Adding to some people's frustration was the fact that Trump spent only 49 seconds during his State of the Union address on Tuesday night talking about the opioid epidemic. As has become his habit, the president focused on law enforcement and immigration reform as a solution to the opioid epidemic.

“In 2016, we lost 64,000 Americans to drug overdoses: 174 deaths per day. Seven per hour. We must get much tougher on drug dealers and pushers if we are going to succeed in stopping this scourge,” the president said. “My administration is committed to fighting the drug epidemic and helping get treatment for those in need. The struggle will be long and difficult—but, as Americans always do, we will prevail.”

He then went on to highlight Ryan and Rebecca Holets, a family from Albuquerque, New Mexico who adopted a baby whose mother was a heroin user. “Ryan and Rebecca: You embody the goodness of our nation. Thank you, and congratulations,” said Trump.

The Trump Administration has been criticized for talking about solutions to the opioid epidemic but not providing funding or policy changes that would lead to more treatment and prevention options. Although Trump declared a public health emergency, the administration did not release any funds for fighting addiction.

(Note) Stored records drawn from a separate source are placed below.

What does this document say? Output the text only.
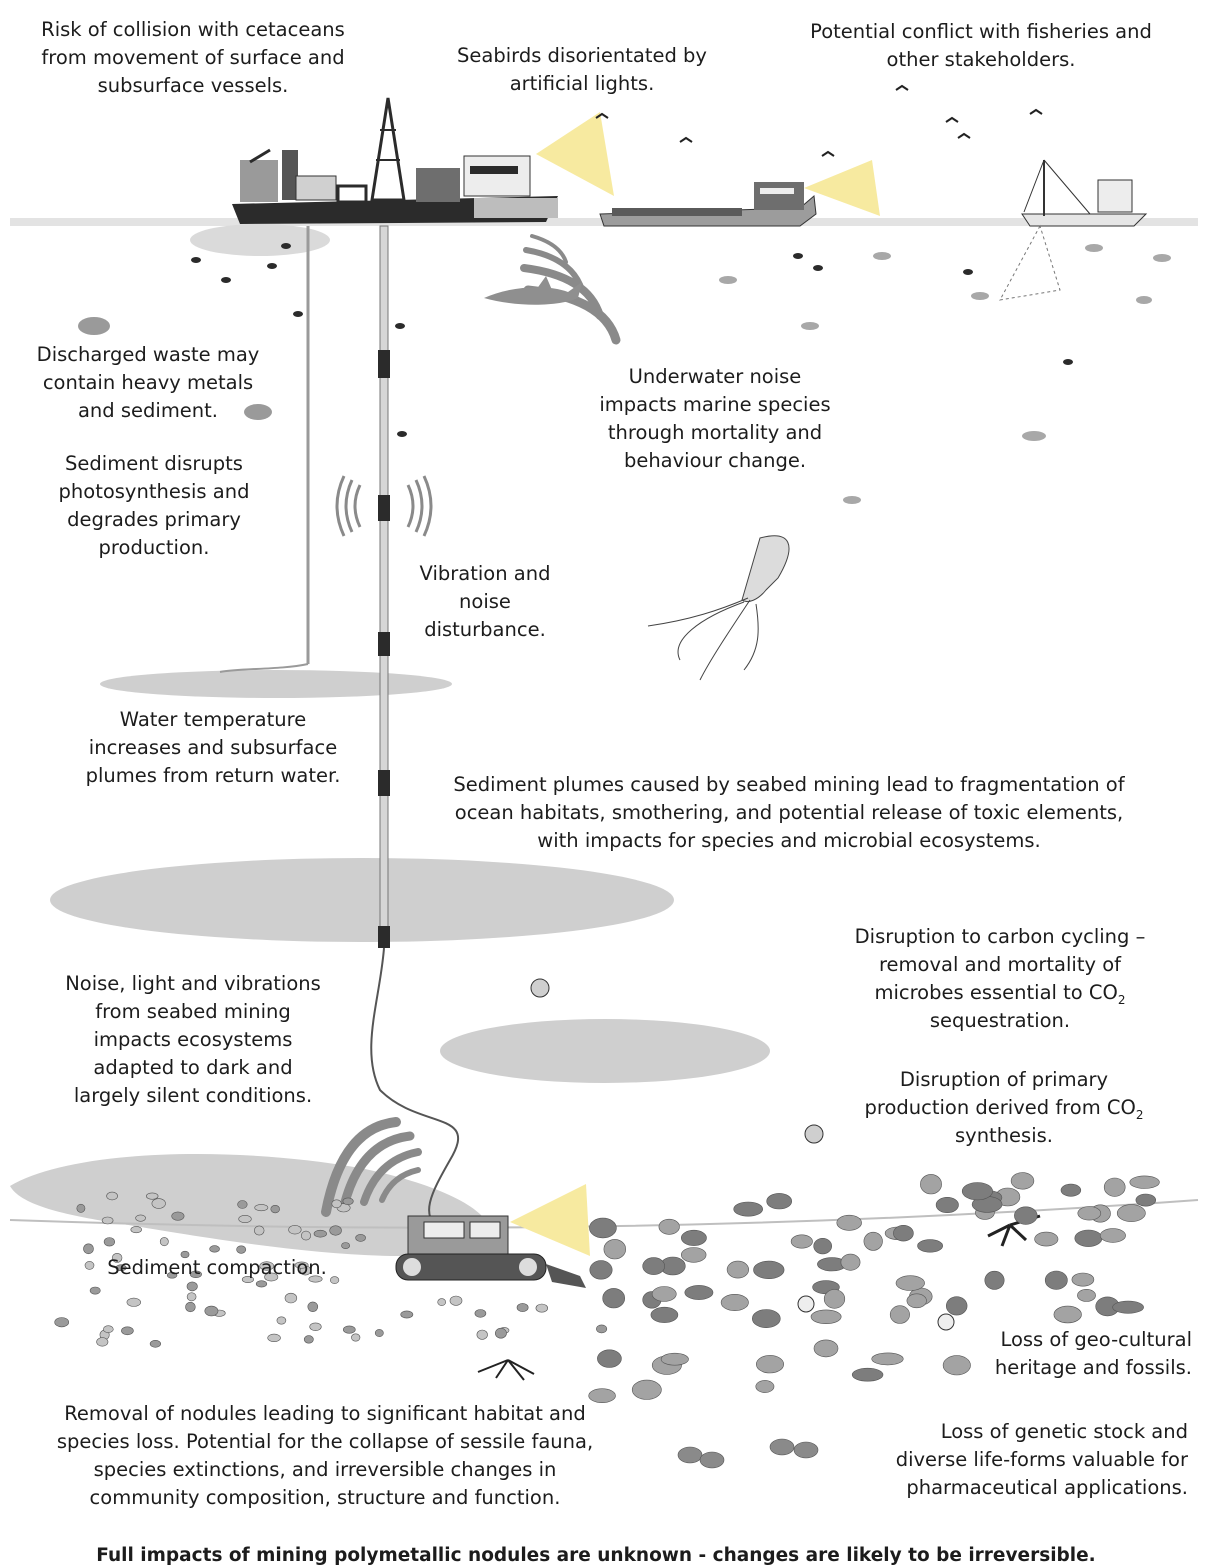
Risk of collision with cetaceans
from movement of surface and
subsurface vessels.
Seabirds disorientated by
artificial lights.
Potential conflict with fisheries and
other stakeholders.
Discharged waste may
contain heavy metals
and sediment.
Sediment disrupts
photosynthesis and
degrades primary
production.
Underwater noise
impacts marine species
through mortality and
behaviour change.
Vibration and
noise
disturbance.
Water temperature
increases and subsurface
plumes from return water.	Sediment plumes caused by seabed mining lead to fragmentation of
ocean habitats, smothering, and potential release of toxic elements,
with impacts for species and microbial ecosystems.
Disruption to carbon cycling –
removal and mortality of
microbes essential to $CO_2$
sequestration.
Noise, light and vibrations
from seabed mining
impacts ecosystems
adapted to dark and
largely silent conditions.
Disruption of primary
production derived from $CO_2$
synthesis.
Sediment compaction.
Loss of geo-cultural
heritage and fossils.
Removal of nodules leading to significant habitat and
species loss. Potential for the collapse of sessile fauna,
species extinctions, and irreversible changes in
community composition, structure and function.
Loss of genetic stock and
diverse life-forms valuable for
pharmaceutical applications.
Full impacts of mining polymetallic nodules are unknown - changes are likely to be irreversible.
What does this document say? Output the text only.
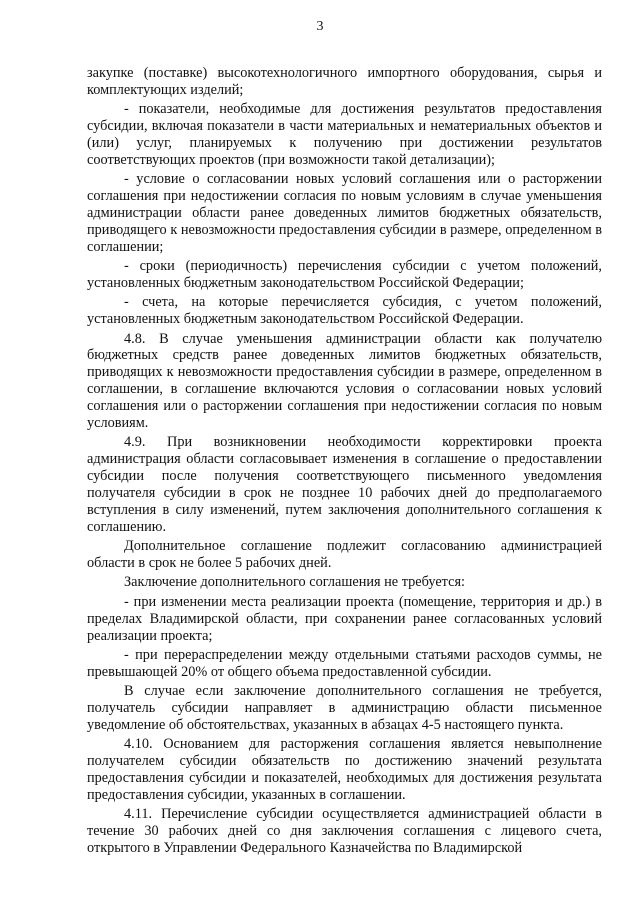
3

закупке (поставке) высокотехнологичного импортного оборудования, сырья и комплектующих изделий;

- показатели, необходимые для достижения результатов предоставления субсидии, включая показатели в части материальных и нематериальных объектов и (или) услуг, планируемых к получению при достижении результатов соответствующих проектов (при возможности такой детализации);

- условие о согласовании новых условий соглашения или о расторжении соглашения при недостижении согласия по новым условиям в случае уменьшения администрации области ранее доведенных лимитов бюджетных обязательств, приводящего к невозможности предоставления субсидии в размере, определенном в соглашении;

- сроки (периодичность) перечисления субсидии с учетом положений, установленных бюджетным законодательством Российской Федерации;

- счета, на которые перечисляется субсидия, с учетом положений, установленных бюджетным законодательством Российской Федерации.

4.8. В случае уменьшения администрации области как получателю бюджетных средств ранее доведенных лимитов бюджетных обязательств, приводящих к невозможности предоставления субсидии в размере, определенном в соглашении, в соглашение включаются условия о согласовании новых условий соглашения или о расторжении соглашения при недостижении согласия по новым условиям.

4.9. При возникновении необходимости корректировки проекта администрация области согласовывает изменения в соглашение о предоставлении субсидии после получения соответствующего письменного уведомления получателя субсидии в срок не позднее 10 рабочих дней до предполагаемого вступления в силу изменений, путем заключения дополнительного соглашения к соглашению.

Дополнительное соглашение подлежит согласованию администрацией области в срок не более 5 рабочих дней.

Заключение дополнительного соглашения не требуется:

- при изменении места реализации проекта (помещение, территория и др.) в пределах Владимирской области, при сохранении ранее согласованных условий реализации проекта;

- при перераспределении между отдельными статьями расходов суммы, не превышающей 20% от общего объема предоставленной субсидии.

В случае если заключение дополнительного соглашения не требуется, получатель субсидии направляет в администрацию области письменное уведомление об обстоятельствах, указанных в абзацах 4-5 настоящего пункта.

4.10. Основанием для расторжения соглашения является невыполнение получателем субсидии обязательств по достижению значений результата предоставления субсидии и показателей, необходимых для достижения результата предоставления субсидии, указанных в соглашении.

4.11. Перечисление субсидии осуществляется администрацией области в течение 30 рабочих дней со дня заключения соглашения с лицевого счета, открытого в Управлении Федерального Казначейства по Владимирской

“His [State of the Union] remarks ring hollow―no new proposals, no call for substantial new resources,” Daniel Raymond, policy director at the Harm Reduction Coalition, told The Huffington Post. “If Trump were running a corporation to end this crisis, shareholders looking for results would be ready to oust him.”

During the State of the Union speech, Democrats wore purple ribbons aimed to raise awareness about the opioid epidemic.